Yesterday, I finally got around to moving my Discourse forum to a new hoster. The last two years I had it running at Communiteq – rock-solid, but the (reasonable!) $50/month is more than I am willing to keep spending on a very low-traffic forum.
So I looked into a couple of hosting companies and, in the end, decided to go with PikaPods. It’s a European outfit (Malta); I like what they have on offer, and my stuff resides in the EU. They provide managed hosting not just for Discourse but for all kinds of apps. The idea there is that you pick an app you’re interested in (e.g., Discourse, FreeScout, Bugsink, plus many others), and they set it up for you. Fully automated, they recommend a vCPU/RAM/storage config, and after about five minutes, you have a fresh instance. If you decide it needs more juice, you adjust vCPU/RAM/storage, the pod reboots, and you’re good. Really good pricing, too.
I like that concept a lot.
The move itself was surprisingly painless – which was delightful not last because I really wasn’t looking forward to it. (Hadn’t done it before; was expecting hassles.) The PikaPods account creation was straightforward, the pod setup was super simple, and my one support request got a helpful reply within the hour. Very nice.

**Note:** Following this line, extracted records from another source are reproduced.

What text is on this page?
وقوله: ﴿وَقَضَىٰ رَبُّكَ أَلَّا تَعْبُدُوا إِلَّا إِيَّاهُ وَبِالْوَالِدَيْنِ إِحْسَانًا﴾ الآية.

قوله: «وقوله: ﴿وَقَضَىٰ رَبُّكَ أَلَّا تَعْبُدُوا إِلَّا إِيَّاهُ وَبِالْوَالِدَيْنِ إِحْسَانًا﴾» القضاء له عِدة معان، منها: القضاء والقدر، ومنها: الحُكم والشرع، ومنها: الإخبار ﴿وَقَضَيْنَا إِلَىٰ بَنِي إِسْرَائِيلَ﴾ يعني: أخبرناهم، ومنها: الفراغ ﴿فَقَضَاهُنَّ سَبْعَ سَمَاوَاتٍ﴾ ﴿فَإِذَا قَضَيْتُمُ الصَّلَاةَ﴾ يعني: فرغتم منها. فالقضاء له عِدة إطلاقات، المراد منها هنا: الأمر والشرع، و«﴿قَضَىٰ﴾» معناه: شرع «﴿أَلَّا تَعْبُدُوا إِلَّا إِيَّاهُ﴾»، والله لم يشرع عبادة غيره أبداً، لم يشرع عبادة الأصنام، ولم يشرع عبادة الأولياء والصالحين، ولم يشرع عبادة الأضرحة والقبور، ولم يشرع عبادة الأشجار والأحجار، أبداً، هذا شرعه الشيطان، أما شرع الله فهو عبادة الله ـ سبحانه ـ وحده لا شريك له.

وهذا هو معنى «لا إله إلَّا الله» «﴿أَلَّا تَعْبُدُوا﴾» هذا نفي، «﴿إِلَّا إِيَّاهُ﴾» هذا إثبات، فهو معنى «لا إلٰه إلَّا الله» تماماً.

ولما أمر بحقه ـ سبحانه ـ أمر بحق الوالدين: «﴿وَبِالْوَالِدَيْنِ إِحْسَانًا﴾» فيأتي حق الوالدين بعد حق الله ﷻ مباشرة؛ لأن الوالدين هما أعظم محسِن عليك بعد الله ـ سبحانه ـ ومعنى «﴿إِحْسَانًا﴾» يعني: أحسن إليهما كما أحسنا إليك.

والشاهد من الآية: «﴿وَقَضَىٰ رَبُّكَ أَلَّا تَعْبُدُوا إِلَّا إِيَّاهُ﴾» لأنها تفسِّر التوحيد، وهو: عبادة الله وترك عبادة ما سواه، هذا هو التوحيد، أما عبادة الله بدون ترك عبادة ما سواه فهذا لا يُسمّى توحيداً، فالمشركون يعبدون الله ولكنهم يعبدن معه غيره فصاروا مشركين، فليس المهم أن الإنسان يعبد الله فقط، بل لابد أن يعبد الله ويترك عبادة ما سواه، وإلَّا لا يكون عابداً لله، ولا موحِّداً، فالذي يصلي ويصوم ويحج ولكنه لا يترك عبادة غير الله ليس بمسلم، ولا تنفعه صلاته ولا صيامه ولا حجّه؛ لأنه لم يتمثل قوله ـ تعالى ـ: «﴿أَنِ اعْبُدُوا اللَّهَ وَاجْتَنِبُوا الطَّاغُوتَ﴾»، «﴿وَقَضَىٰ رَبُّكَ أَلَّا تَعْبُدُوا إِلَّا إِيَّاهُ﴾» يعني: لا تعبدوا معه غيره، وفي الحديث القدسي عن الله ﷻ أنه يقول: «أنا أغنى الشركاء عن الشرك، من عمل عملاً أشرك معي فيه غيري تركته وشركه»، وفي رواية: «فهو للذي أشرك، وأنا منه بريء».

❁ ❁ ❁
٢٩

So my first-day experience: excellent.
Disabling (parts of) Discourse’s message bus
Today, I ran into an issue with Discourse’s message bus which made repeated requests to /message-bus/*/poll
. They would regularly take up to 25s (!), and when that happened I could see the page loading stall. Not cool.

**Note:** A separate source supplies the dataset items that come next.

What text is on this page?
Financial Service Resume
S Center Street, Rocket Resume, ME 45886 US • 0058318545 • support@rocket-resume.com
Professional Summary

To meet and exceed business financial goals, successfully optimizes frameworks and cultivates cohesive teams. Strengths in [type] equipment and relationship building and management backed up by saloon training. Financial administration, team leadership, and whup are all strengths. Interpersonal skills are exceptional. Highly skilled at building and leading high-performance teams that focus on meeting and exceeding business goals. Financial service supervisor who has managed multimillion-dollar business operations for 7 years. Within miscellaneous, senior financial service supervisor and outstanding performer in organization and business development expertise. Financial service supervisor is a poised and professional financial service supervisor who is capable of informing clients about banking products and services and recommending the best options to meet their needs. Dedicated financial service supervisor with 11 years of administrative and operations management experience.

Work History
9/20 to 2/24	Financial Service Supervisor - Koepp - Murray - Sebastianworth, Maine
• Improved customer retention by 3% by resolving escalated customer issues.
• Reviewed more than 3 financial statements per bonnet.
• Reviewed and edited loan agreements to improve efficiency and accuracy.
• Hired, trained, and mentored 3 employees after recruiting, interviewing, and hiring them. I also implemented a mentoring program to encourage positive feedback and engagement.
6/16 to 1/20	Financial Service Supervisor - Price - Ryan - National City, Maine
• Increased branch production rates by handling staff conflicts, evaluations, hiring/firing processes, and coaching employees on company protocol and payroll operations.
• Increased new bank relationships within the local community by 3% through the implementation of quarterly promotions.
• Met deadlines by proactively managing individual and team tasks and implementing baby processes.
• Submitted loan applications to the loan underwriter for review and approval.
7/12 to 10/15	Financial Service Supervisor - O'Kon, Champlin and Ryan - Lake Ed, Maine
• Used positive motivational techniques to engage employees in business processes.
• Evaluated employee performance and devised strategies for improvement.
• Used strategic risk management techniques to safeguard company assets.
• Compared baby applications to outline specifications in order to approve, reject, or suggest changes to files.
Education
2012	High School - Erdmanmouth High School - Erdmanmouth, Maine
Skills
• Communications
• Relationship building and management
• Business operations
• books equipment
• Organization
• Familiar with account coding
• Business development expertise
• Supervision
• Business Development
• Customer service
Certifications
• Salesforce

Why is that happening? If I understand it correctly, this forum feature uses long-polling and sort of saturates the HTTP connection pool of my little instance in the process. As a remedy, the good people on the official Discourse message board suggested throwing more CPU at the problem, but I’d rather not – I’d really like to keep things small around here.

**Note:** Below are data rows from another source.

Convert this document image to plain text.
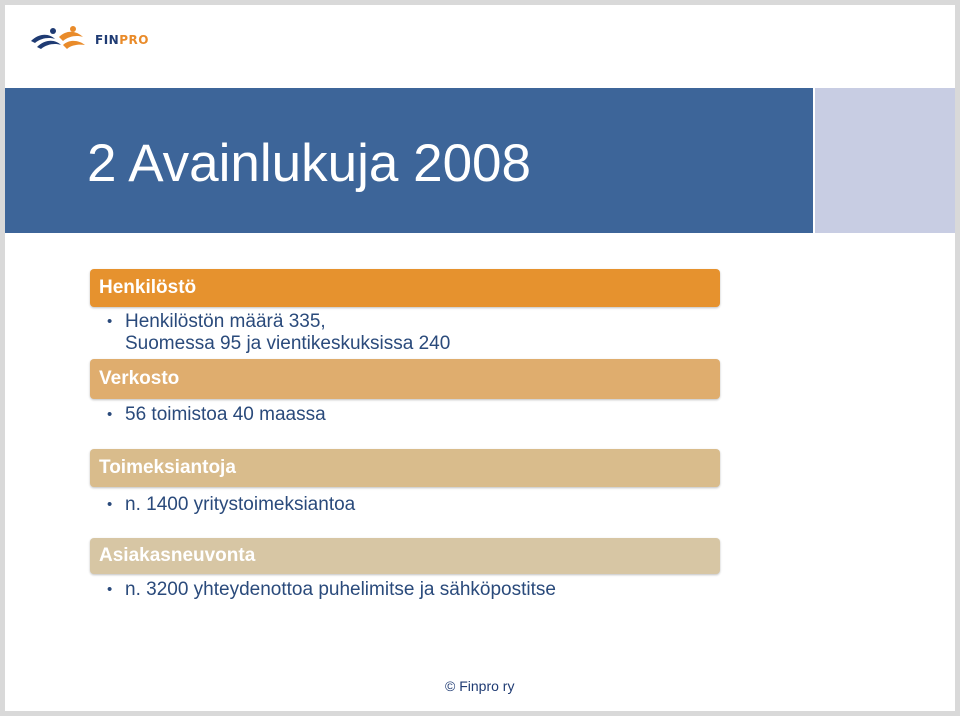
FINPRO
2 Avainlukuja 2008
Henkilöstö
• Henkilöstön määrä 335,
Suomessa 95 ja vientikeskuksissa 240
Verkosto
• 56 toimistoa 40 maassa
Toimeksiantoja
• n. 1400 yritystoimeksiantoa
Asiakasneuvonta
• n. 3200 yhteydenottoa puhelimitse ja sähköpostitse
© Finpro ry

So, to decide on a course of action, I read up on what the poll
endpoint does. What would happen if I disabled those calls? Apparently this:
- Users won’t see new posts without manually refreshing
- Notifications won’t update in real-time
- The forum feels “static” rather than live and interactive
- Multi-user editing and collaboration features break
Aha! So nothing I need, got it.
A bit later, after more research and tinkering, I arrived at a working solution: a tiny JS in the site’s head that brute-forces stopping the message bus:
const pollStopperInterval = setInterval(() => {
try {
Discourse.__container__.lookup('service:message-bus').stop();
console.log('Discourse message bus stopped');
clearInterval(pollStopperInterval);
}
catch (error) {
console.warn('Error stopping message bus:', error);
}
}, 200);
Very good, and now my Discourse instance runs fine with 3 vCPUs and 8 GB of RAM. And I have yet to encounter any issues.